Both tests have asymptotic chi-squared distributions under the null hypothesis.

The loss function test is asymptotically more powerful than the GLR test.

Simulations and real data illustrate the tests' effectiveness and the Wilks phenomenon.

Abstract

We investigate hypothesis testing in nonparametric additive models estimated using simplified smooth backfitting (Huang and Yu, Journal of Computational and Graphical Statistics, \textbf{28(2)}, 386--400, 2019). Simplified smooth backfitting achieves oracle properties under regularity conditions and provides closed-form expressions of the estimators that are useful for deriving asymptotic properties. We develop a generalized likelihood ratio (GLR) and a loss function (LF) based testing framework for inference. Under the null hypothesis, both the GLR and LF tests have asymptotically rescaled chi-squared distributions, and both exhibit the Wilks phenomenon, which means the scaling constants and degrees of freedom are independent of nuisance parameters.

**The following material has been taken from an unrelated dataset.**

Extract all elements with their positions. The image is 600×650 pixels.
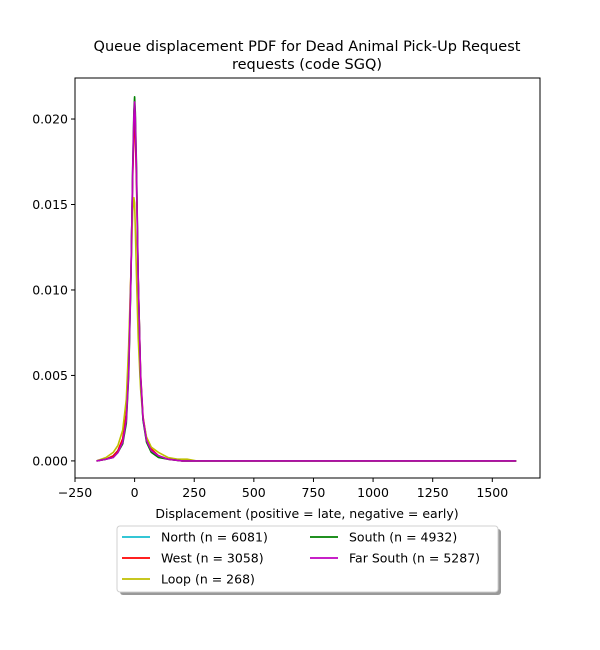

These tests are asymptotically optimal in terms of rates of convergence for nonparametric hypothesis testing. Additionally, the bandwidths that are well-suited for model estimation may be useful for testing. We show that in additive models, the LF test is asymptotically more powerful than the GLR test. We use simulations to demonstrate the Wilks phenomenon and the power of these proposed GLR and LF tests, and a real example to illustrate their usefulness.